丁总一听,立马改口,拍着胸脯保证:“去,必须去!任务再难咱也不能怂,咱们为人民服务的心可不能变,得硬着头皮上,啥妖魔鬼怪都是纸老虎,咱可不怕!”
大家心里都明镜似的,他们就是把这当赚钱的买卖,丁总说的那些漂亮话,纯粹是瞎忽悠。
不过我倒是挺好奇,想去瞅瞅,为啥呢?因为我觉得这事儿好多地方都透着邪乎。
其一:要是来拘魂,那这人肯定没救啦,不可能还有抢救回来的可能,除非医疗技术牛得能把生死簿都给改喽。就那什么孽镜台的技术,现实里根本想都别想,我才不信人能比神还厉害呢。其二:既然是奉命拘魂,那肯定是合乎天理的呀。咋还能让自己儿子做梦知道呢?人要是梦到这档子事儿,肯定有猫腻。就冲这两点,也得去探个究竟。
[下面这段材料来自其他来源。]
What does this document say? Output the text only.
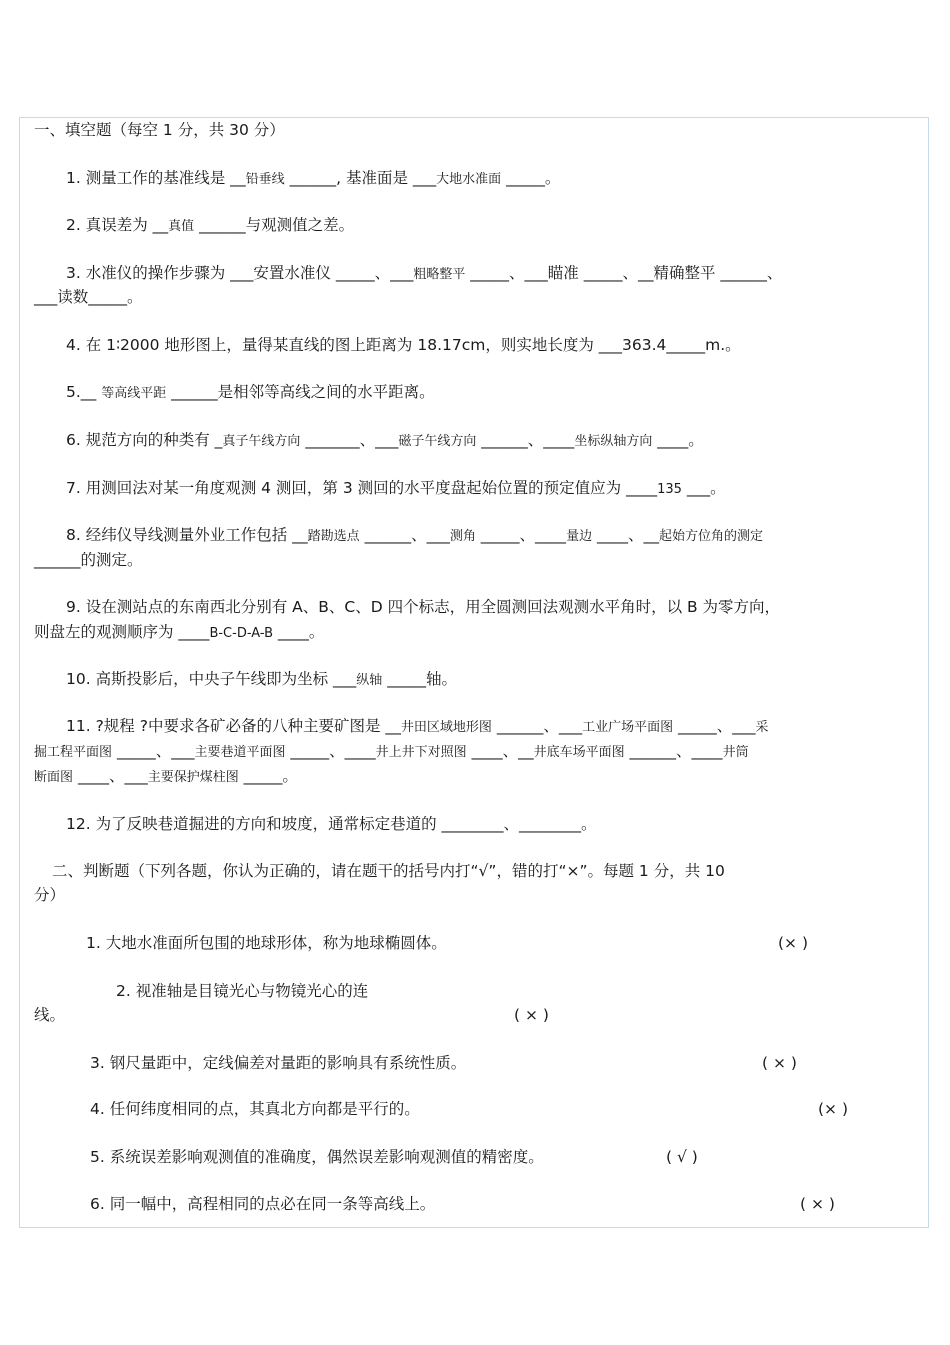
一、填空题（每空 1 分，共 30 分）
1. 测量工作的基准线是 __铅垂线 ______, 基准面是 ___大地水准面 _____。
2. 真误差为 __真值 ______与观测值之差。
3. 水准仪的操作步骤为 ___安置水准仪 _____、___粗略整平 _____、___瞄准 _____、__精确整平 ______、
___读数_____。
4. 在 1∶2000 地形图上，量得某直线的图上距离为 18.17cm，则实地长度为 ___363.4_____m.。
5.__ 等高线平距 ______是相邻等高线之间的水平距离。
6. 规范方向的种类有 _真子午线方向 _______、___磁子午线方向 ______、____坐标纵轴方向 ____。
7. 用测回法对某一角度观测 4 测回，第 3 测回的水平度盘起始位置的预定值应为 ____135 ___。
8. 经纬仪导线测量外业工作包括 __踏勘选点 ______、___测角 _____、____量边 ____、__起始方位角的测定
______的测定。
9. 设在测站点的东南西北分别有 A、B、C、D 四个标志，用全圆测回法观测水平角时，以 B 为零方向，
则盘左的观测顺序为 ____B-C-D-A-B ____。
10. 高斯投影后，中央子午线即为坐标 ___纵轴 _____轴。
11. ?规程 ?中要求各矿必备的八种主要矿图是 __井田区域地形图 ______、___工业广场平面图 _____、___采
掘工程平面图 _____、___主要巷道平面图 _____、____井上井下对照图 ____、__井底车场平面图 ______、____井筒
断面图 ____、___主要保护煤柱图 _____。
12. 为了反映巷道掘进的方向和坡度，通常标定巷道的 ________、________。
二、判断题（下列各题，你认为正确的，请在题干的括号内打“√”，错的打“×”。每题 1 分，共 10
分）
1. 大地水准面所包围的地球形体，称为地球椭圆体。	(× )
2. 视准轴是目镜光心与物镜光心的连
线。	( × )
3. 钢尺量距中，定线偏差对量距的影响具有系统性质。	( × )
4. 任何纬度相同的点，其真北方向都是平行的。	(× )
5. 系统误差影响观测值的准确度，偶然误差影响观测值的精密度。	( √ )
6. 同一幅中，高程相同的点必在同一条等高线上。	( × )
当然啦,最关键的是,人家都叫我大师啦。虽说有点名不副实,但人嘛,谁没点虚荣心,我好歹也是为数不多的灵官,这点小事应该能搞定。
于是我一咬牙,说道:“行,那咱就去!”
第二天正好是周末,我们几个商量好一起去看看情况。先让栋哥联系那个人,没想到人家不像一开始那么热情,犹豫了一会儿说:“那好吧,你们也来吧!”
他说了个“也”字,难道还有别人?
本来丁总他们想拉着我先去换身行头,我心疼钱,死活不干。
到了医院门口,栋哥突然捂着肚子叫唤起来:“哎呀妈呀,我这胃最近造反啦,正好趁这机会去看看医生。”还没等我们反应过来,这家伙就像兔子被狼撵,一溜烟儿跑没影了,钻进门诊大厅那密密麻麻的人群里。
丁总气得直跳脚,指着栋哥消失的方向骂道:“我呸,胃疼?昨天吃自助,海鲜吃了两斤,啤酒灌了一箱,现在有脸说胃疼?咋不说蛋疼?咱们这好歹是头一回办正事,居然临阵脱逃。不行,我最看不惯这种怂包,你们先上去,我去把他揪回来。”
说完,打着抓人的旗号,也消失在人群里。
要不是在公共场合不能随地吐痰,我真想狠狠啐一口。转头看向鸡蛋,无奈地问:“你呢?”
鸡蛋咧嘴一笑:“我和你一起冲,怕个啥!”
找到 413 房间,一看是间高档特护病房。能在这省会城市最大的医院弄这么一间病房,光有钱可搞不定。站在病房门口,我这腿肚子直打哆嗦,心里也像揣了只小兔子,七上八下的,也不知道怕个啥玩意儿。
鸡蛋倒是两眼放光,哈喇子都快流出来了,说:“哇靠,有搞头!”
鸡蛋一个劲儿催我进去,我却犹豫着,还是先透过玻璃瞄了瞄里面。这一瞄,吓得我小心肝扑通扑通乱跳。
病床正对着门,能看到一个老太太躺在那儿,身上插满了各种管子。病床旁边坐着个愁眉苦脸的中年男人,病床前还围着一个端庄的中年妇女,妇女手里牵着个七八岁、吓得小脸煞白的小孩。
我和鸡蛋走进病房,那中年男人满脸问号地看着我们。